Jowler was always a zealous fellow, and he answered eagerly to my call by dashing at once into the water, and following the guidance of my hand. But when he saw what I pointed at, he was bitterly disappointed, and gave me to understand as much by looking at me foolishly. “Now don't be a stupid dog,” I said; “do what I tell you immediately. Whatever it is, bring it out, Sir.”
Jowler knew that I would be obeyed whenever I called him “Sir;” so he ducked his great head under the water, and tugged with his teeth at the object. His back corded up, and his tail grew rigid with the intensity of his labor, but the task was quite beyond him. He could not even stir the mighty mass at which he struggled, but he bit off a little projecting corner, and came to me with it in his mouth. Then he laid his dripping jaws on my lap, and his ears fell back, and his tail hung down with utter sense of failure.
I patted his broad intelligent forehead, and wiped his black eyes with his ears, and took from his lips what he offered to me. Then I saw that his grinders were framed with gold, as if he had been to a dentist regardless of expense, and into my hand he dropped a lump of solid glittering virgin ore. He had not the smallest idea of having done any thing worthy of human applause; and he put out his long red tongue and licked his teeth to get rid of uneatable dross, and gave me a quiet nudge to ask what more I wanted of him.
CHAPTER XI
ROVERS
From Jowler I wanted nothing more. Such matters were too grand for him. He had beaten the dog of Hercules, who had only brought the purple dye—a thing requiring skill and art and taste to give it value. But gold does well without all these, and better in their absence. From handling many little nuggets, and hearkening to Suan Isco's tales of treachery, theft, and murder done by white men for the sake of this, I knew that here I had found enough to cost the lives of fifty men.
At present, however, I was not possessed with dread so much as I was with joy, and even a secret exultation, at the power placed in my hands. For I was too young to moralize or attempt philosophy. Here I had a knowledge which the wisest of mankind might envy, much as they despise it when they have no chance of getting it. I looked at my father's grave, in the shadow of the quiet peach-trees, and I could not help crying as I thought that this was come too late for him. Then I called off Jowler, who wished (like a man) to have another tug at it; and home I ran to tell my news, but failing of breath, had time to think.
It was lucky enough that this was so, for there might have been the greatest mischief; and sadly excited as I was, the trouble I had seen so much of came back to my beating heart and told me to be careful. But surely there could be no harm in trusting Suan Isco. However, I looked at her several times, and was not quite so sure about it. She was wonderfully true and faithful, and scarcely seemed to concede to gold its paramount rank and influence. But that might only have been because she had never known the want of it, or had never seen a lump worth stealing, which I was sure that this must be; and the unregenerate state of all who have never been baptized had been impressed on me continually. How could I mistrust a Christian, and place confidence in an Indian? Therefore I tried to sleep without telling any one, but was unable.
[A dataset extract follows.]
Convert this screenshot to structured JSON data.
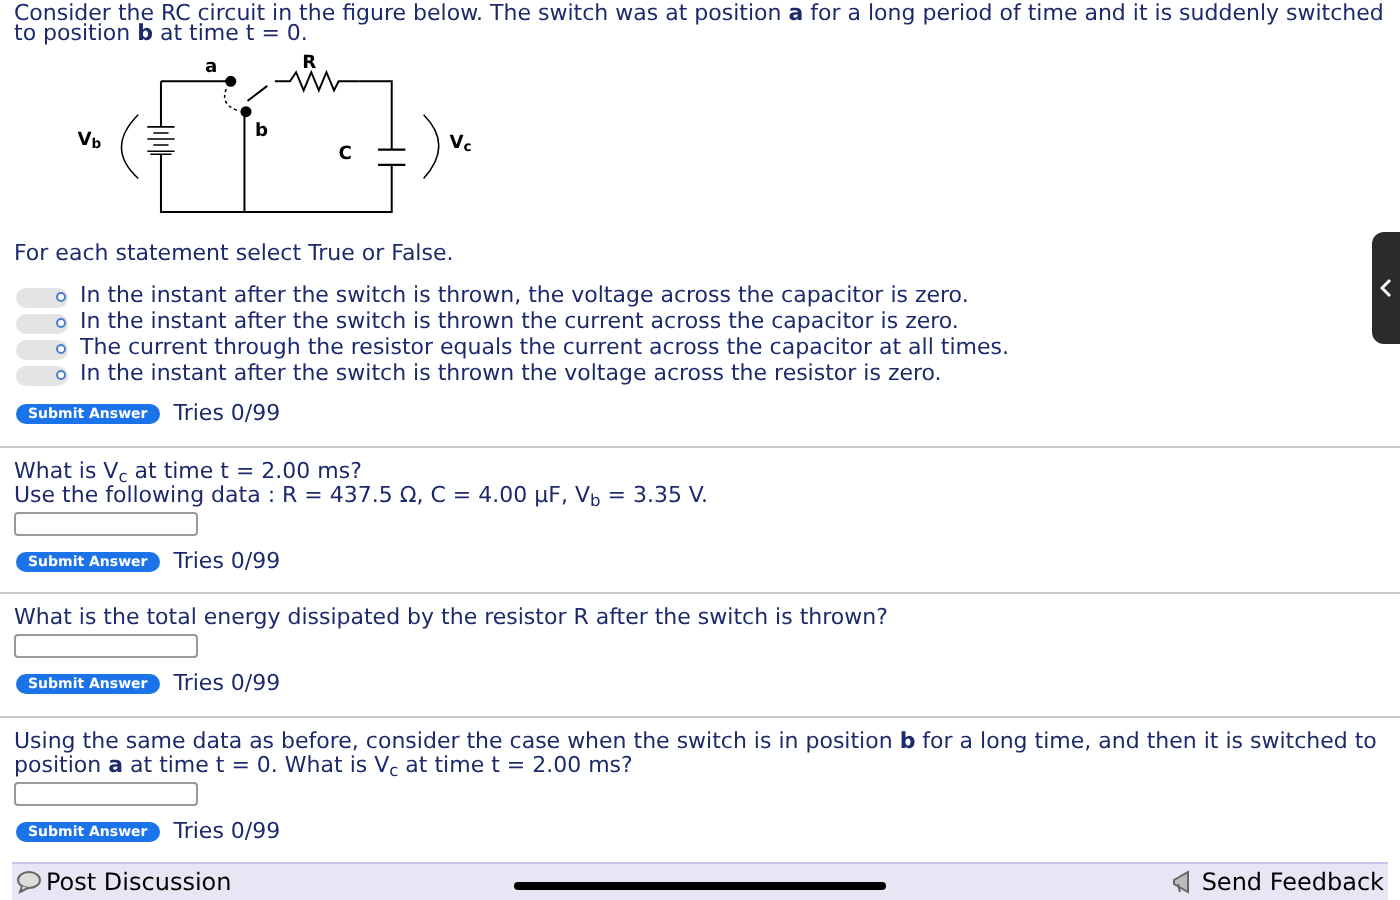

But, as it happened, my good discovery did not keep me so very long awake, for on the following day our troop of horsemen returned from San Francisco. Of course I have done very foolish things once and again throughout my life, but perhaps I never did any thing more absurd than during the whole of that day. To begin with, I was up before the sun, and down at the mill, and along the plank, which I had removed overnight, but now replaced as my bridge to the pine-wood pile. Then I gazed with eager desire and fear—which was the stronger I scarcely knew—for the yellow under-gleam, to show the safety of my treasure. There it lay, as safe as could be, massive, grand, and beautiful, with tones of varying richness as the ripples varied over it. The pale light of the morning breathed a dewy lustre down the banks; the sun (although unrisen yet) drew furrows through the mountain gaps; the birds from every hanging tree addressed the day with melody; the crystal water, purer than religion's brightest dream, went by; and here among them lay, unmoved, unthought of, and inanimate, the thing which to a human being is worth all the rest put together.